Ceci n’est pas une prophète (This is not a prophet)


In France, between 1928 and 1929, the ELCHIC painter Rene Magritte painted a painting entitled ‘The Betrayal of Images’. In this painting, there was a picture of a pipe and underneath was the phrase: ‘This is Not a Pipe’. This work was such a breakthrough in both art and thought that M. Foucault, one of the most important French philosophers, wrote a book with the same title 43 years later.

What at first glance seems like a declaration of the obvious, namely the fact that it is not a pipe but a painting of a pipe, points to something more. Today, we see this excess in the form of those who fill the offices of plastic surgeons, those who spend their last penny on the latest cell phones, and those who live in the hope of finding a woman or man of flawless and lasting beauty.

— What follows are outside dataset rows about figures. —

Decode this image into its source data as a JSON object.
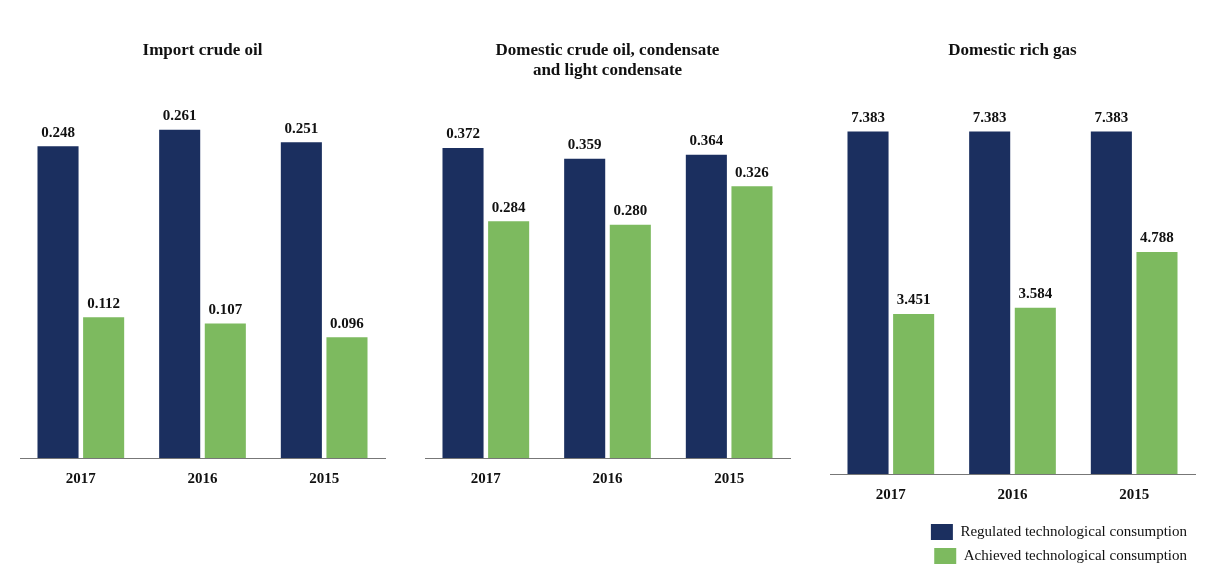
{
  "chart_data": [
    {
      "type": "bar",
      "title": "Import crude oil",
      "categories": [
        "2017",
        "2016",
        "2015"
      ],
      "series": [
        {
          "color": "#1b2f5f",
          "values": [
            0.248,
            0.261,
            0.251
          ]
        },
        {
          "color": "#7dba5f",
          "values": [
            0.112,
            0.107,
            0.096
          ]
        }
      ],
      "data_labels": true,
      "grid": false,
      "legend": false,
      "tick_labels": "x"
    },
    {
      "type": "bar",
      "title": "Domestic crude oil, condensate and light condensate",
      "categories": [
        "2017",
        "2016",
        "2015"
      ],
      "series": [
        {
          "color": "#1b2f5f",
          "values": [
            0.372,
            0.359,
            0.364
          ],
          "value_labels": [
            "0.372",
            "0.359",
            "0.364"
          ]
        },
        {
          "color": "#7dba5f",
          "values": [
            0.284,
            0.28,
            0.326
          ],
          "value_labels": [
            "0.284",
            "0.280",
            "0.326"
          ]
        }
      ],
      "grid": false,
      "legend": false,
      "tick_labels": "x"
    },
    {
      "type": "bar",
      "title": "Domestic rich gas",
      "categories": [
        "2017",
        "2016",
        "2015"
      ],
      "series": [
        {
          "name": "Regulated technological consumption",
          "color": "#1b2f5f",
          "values": [
            7.383,
            7.383,
            7.383
          ]
        },
        {
          "name": "Achieved technological consumption",
          "color": "#7dba5f",
          "values": [
            3.451,
            3.584,
            4.788
          ]
        }
      ],
      "data_labels": true,
      "grid": false,
      "legend": "bottom right",
      "tick_labels": "x"
    }
  ]
}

For centuries, the social sciences of the West have been trying to discover man and the world. Moreover, it does not do so with the aim of reaching a truth. The knowledge obtained is carried to life for profit and greed by natural scientists who have become the ‘Homo Faber’ (tool-making man) of the sovereign. Without their studies on the human race, would we be living in such a visual world today? The duration of our ‘freedom’ to skip an advertisement on YouTube is determined by the data of the studies conducted in which field?

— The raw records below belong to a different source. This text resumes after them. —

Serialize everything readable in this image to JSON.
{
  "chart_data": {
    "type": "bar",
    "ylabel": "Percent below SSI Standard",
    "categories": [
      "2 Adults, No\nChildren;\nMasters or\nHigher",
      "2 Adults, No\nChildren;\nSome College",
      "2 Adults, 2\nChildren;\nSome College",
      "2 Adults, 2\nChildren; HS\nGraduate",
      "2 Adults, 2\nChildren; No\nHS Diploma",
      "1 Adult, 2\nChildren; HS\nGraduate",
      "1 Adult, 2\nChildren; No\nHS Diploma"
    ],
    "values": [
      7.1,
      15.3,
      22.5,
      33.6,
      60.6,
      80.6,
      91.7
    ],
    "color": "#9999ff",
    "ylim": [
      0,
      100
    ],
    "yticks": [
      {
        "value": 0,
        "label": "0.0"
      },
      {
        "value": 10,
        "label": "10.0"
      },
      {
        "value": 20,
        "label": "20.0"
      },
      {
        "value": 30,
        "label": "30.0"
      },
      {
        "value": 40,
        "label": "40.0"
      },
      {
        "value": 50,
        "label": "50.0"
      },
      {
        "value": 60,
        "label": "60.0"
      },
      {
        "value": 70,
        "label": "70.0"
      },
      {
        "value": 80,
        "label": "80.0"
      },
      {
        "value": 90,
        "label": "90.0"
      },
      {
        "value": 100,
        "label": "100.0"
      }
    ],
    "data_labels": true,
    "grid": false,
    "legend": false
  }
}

Vulnerability starts with the eye. The eye is the shortest bridge to the human mind. In this respect, thought and morality are closely related to the eye.

‘This is not a pipe’ Ceci n’est pas une pipe.
(The command is to the eye before the beholder)

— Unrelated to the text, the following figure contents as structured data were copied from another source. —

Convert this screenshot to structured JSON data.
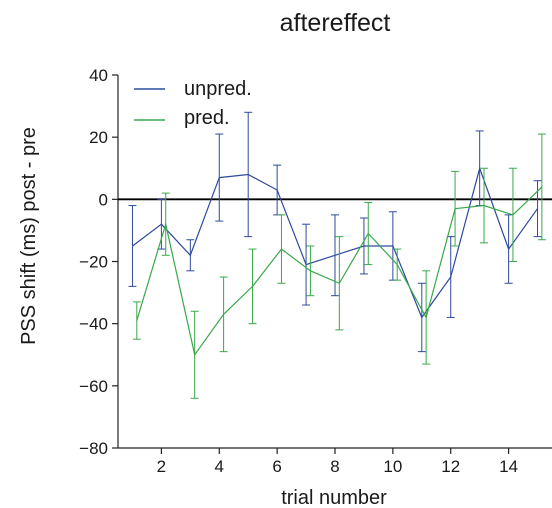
{
  "chart_data": {
    "type": "line",
    "title": "aftereffect",
    "xlabel": "trial number",
    "ylabel": "PSS shift (ms) post - pre",
    "xlim": [
      0.5,
      15.5
    ],
    "ylim": [
      -80,
      40
    ],
    "xticks": [
      2,
      4,
      6,
      8,
      10,
      12,
      14
    ],
    "yticks": [
      -80,
      -60,
      -40,
      -20,
      0,
      20,
      40
    ],
    "zero_line": 0,
    "legend_position": "top-left",
    "grid": false,
    "series": [
      {
        "name": "unpred.",
        "color": "#2e4a9e",
        "x": [
          1,
          2,
          3,
          4,
          5,
          6,
          7,
          8,
          9,
          10,
          11,
          12,
          13,
          14,
          15
        ],
        "y": [
          -15,
          -8,
          -18,
          7,
          8,
          3,
          -21,
          -18,
          -15,
          -15,
          -38,
          -25,
          10,
          -16,
          -3
        ],
        "err": [
          13,
          8,
          5,
          14,
          20,
          8,
          13,
          13,
          9,
          11,
          11,
          13,
          12,
          11,
          9
        ]
      },
      {
        "name": "pred.",
        "color": "#3aa84a",
        "x": [
          1.15,
          2.15,
          3.15,
          4.15,
          5.15,
          6.15,
          7.15,
          8.15,
          9.15,
          10.15,
          11.15,
          12.15,
          13.15,
          14.15,
          15.15
        ],
        "y": [
          -39,
          -8,
          -50,
          -37,
          -28,
          -16,
          -23,
          -27,
          -11,
          -21,
          -38,
          -3,
          -2,
          -5,
          4
        ],
        "err": [
          6,
          10,
          14,
          12,
          12,
          11,
          8,
          15,
          10,
          5,
          15,
          12,
          12,
          15,
          17
        ]
      }
    ]
  }
}
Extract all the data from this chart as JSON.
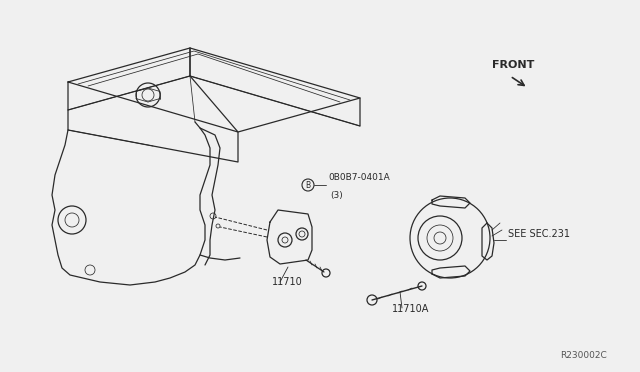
{
  "bg_color": "#f0f0f0",
  "line_color": "#2a2a2a",
  "text_color": "#2a2a2a",
  "part_labels": {
    "bolt_label": "0B0B7-0401A",
    "bolt_label2": "(3)",
    "bracket_label": "11710",
    "bolt2_label": "11710A",
    "sec_label": "SEE SEC.231",
    "front_label": "FRONT",
    "ref_label": "R230002C",
    "b_circle": "B"
  },
  "figsize": [
    6.4,
    3.72
  ],
  "dpi": 100
}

Where the issue intersects with theology is the issue of depiction. In the current period, apart from the painting believed to be of Ali in our country and the Prophet Muhammad (PBUH) in Iran, the Islamic world has overcome the issue of depiction with Asian figures that do not have distinctive physical features. As is well known, pagan religions turn to allegorical sculpture and painting in order to express a complicated perception of a creator at a simpler level through metaphors. That is to say, the most basic psychological factor underlying this appears to be the cut-and-dryness of the human being who does not want to be exhausted by abstract thought.This situation, which seems like an innocent weakness, is quite dangerous: Every mental design transferred from the abstract to the concrete is manipulatable and controllable, especially when repetition and the human attitude of internalization based on repetition are involved. The way to sterilize and manipulate a mental construct is to constrain it by transforming it into the concrete. Once framed, everything becomes fillable by those in power. In this context, the first and fundamental tool of mental hegemony is visualization.

Depiction is the shortest route to manipulation and the eye is the shortest bridge that takes us to the two great bastions of fiction, the brain and the heart. Everything we make tangible and visible draws boundaries to our mind and perception.

In this sense, the frame is not only a border we put on the picture, but also on the fiction in our minds. It constrains one to an abstract way of thinking Depicting both the religion that guides and the prophet who conveys the message is the most important step in establishing an institutionalized, controllable religion that manipulates and anesthetizes the masses. Here, depiction also becomes the most important tool to strengthen the political power and authority of the earth gods who cannot tolerate the idea of a transcendent being. This is an effort to get around the transcendent through manipulation. As a matter of fact, if they had not depicted Jesus Christ, a Middle Eastern prophet, as White, European, Anglo-Saxon and excluded him from being Middle Eastern, would their ugly caricatures have been so full of orientalism, hatred and insult? Would they have been able to walk around with so much with aesthetic arrogance? What could be more natural than for the children of a White god to despise non-Whites? Does anyone remember that Jesus or the Jews were Middle Eastern?

The Western experience of making religious life, and after secularization, daily life, visually oriented speaks volumes: We must resist the visualization of religion as much as possible, the visualization of our personal lives as much as we can, develop abstract art and thinking as much as possible, and refrain from violently turning works and people into heroes without a single sparkle.
Today, the West needs a mind-liberating revolution: to replace the picture of the pipe with a picture of the ugly caricatures of the Prophet Muhammad and to write underneath: ‘Ceci n’est pas une prophète’ – This is not a prophet.